Желает – так желает. Ребята говорят: «Просите!»

В сопровождении еще шестерых «костюмов» заходит невысокий, худенький, тянет узкую ладошку: ЗАВГАР.

Ну что ты будешь делать! Тут даже самые выдержанные отрекомендовались: ГЛАВВРАЧ, СОВДЕП, ЗАМПРЕД и т. п.



Новый год мы справили в буквальном смысле слова под пальмами. Толпы народа, гуляющие по набережной без пяти двенадцать, развлекались тем, что бросали друг другу под ноги маленькие бомбочки, взрывающиеся безопасно, но громко. У нас был концерт в одном из дорогих клубов на набережной, и во время частых перерывов я выскакивал в толпу повеселиться и напугаться бомбочками. Страшно не хватало снега. К счастью, дня через три мы уже уезжали.

Сидим в аэропорту, собираемся домой. Мы с Валерой от нечего делать наблюдаем через огромное окно за прилетающими и отлетающими самолетами. Много мелькает маленьких, нарядных реактивных частных самолетиков, на которых бизнесмены из ЮАР и соседней Зимбабве прилетали в Мапуту по делам.

Прямо перед нами только что приземлился изящный красно-желтый лайнерчик. Не успели аэродромные рабочие подложить ему под колеса стопорные башмаки, как откинулась дверь, являющаяся одновременно и трапом, и двое стройных мужичков в белых рубашках и с портфелями «атташе» сбежали на раскаленный асфальт.

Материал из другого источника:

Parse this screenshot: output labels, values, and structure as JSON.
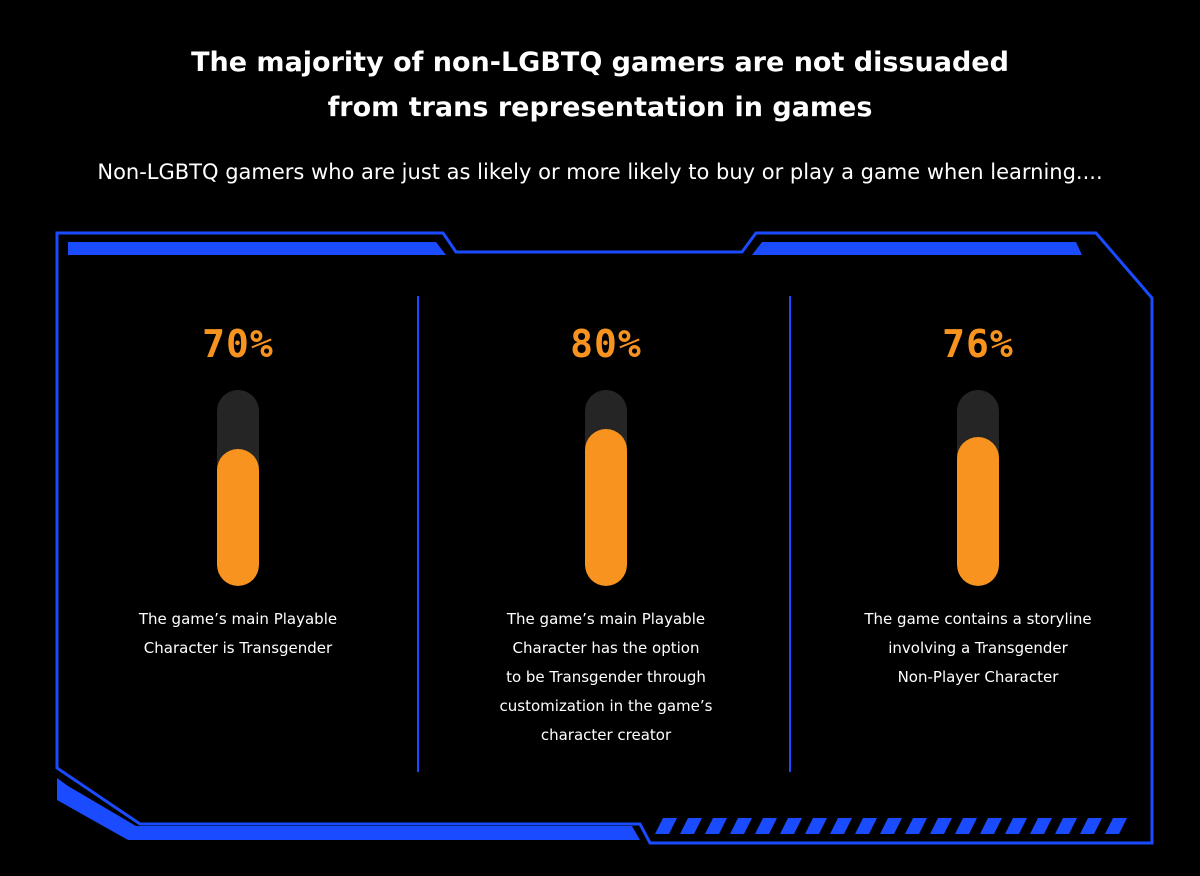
{
  "title_lines": [
    "The majority of non-LGBTQ gamers are not dissuaded",
    "from trans representation in games"
  ],
  "subtitle": "Non-LGBTQ gamers who are just as likely or more likely to buy or play a game when learning....",
  "colors": {
    "background": "#000000",
    "frame_blue": "#1A4BFF",
    "bar_orange": "#F7931E",
    "track_gray": "#252525",
    "text_white": "#FFFFFF"
  },
  "chart_data": {
    "type": "bar",
    "unit": "%",
    "ylim": [
      0,
      100
    ],
    "categories": [
      "The game’s main Playable Character is Transgender",
      "The game’s main Playable Character has the option to be Transgender through customization in the game’s character creator",
      "The game contains a storyline involving a Transgender Non-Player Character"
    ],
    "values": [
      70,
      80,
      76
    ],
    "value_labels": [
      "70%",
      "80%",
      "76%"
    ],
    "category_lines": [
      [
        "The game’s main Playable",
        "Character is Transgender"
      ],
      [
        "The game’s main Playable",
        "Character has the option",
        "to be Transgender through",
        "customization in the game’s",
        "character creator"
      ],
      [
        "The game contains a storyline",
        "involving a Transgender",
        "Non-Player Character"
      ]
    ]
  }
}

Вместо них в самолетик тут же взошли два других пассажира, люк закрылся, и раздался рев заработавших двигателей. Он явно собирался взлетать.

– Смотри, Максик, они стопоры из-под колес убрать забыли, – сказал наблюдательный Валера, – боюсь, со взлетом – без шансов.

Действительно, пилоту из кабины же не видать, что под самолетом делается, а аэродромные деятели, отвечающие за башмаки-стопоры, наверное, ушли есть бананы.

Я побежал, позвал всех наших, чтоб полюбовались, как сейчас тупые иностранцы облажаются. Все уселись перед окном, как перед экраном, ждем, веселимся.

Самолетик подергался, разогревая двигатели, напрягся и… поехал аккуратно назад. Потом красиво развернулся и дал роскошную «свечу» по направлению к княжеству Лесото.

Спектакль, к сожалению, не состоялся, но мы летели домой, и там нас ожидали наверняка какие-нибудь чудесные дела, каковые и не снились тем двум «башмачникам», которые, кстати, сразу же после отлета самолетика появились, забрали стопоры и подложили их под другой самолет.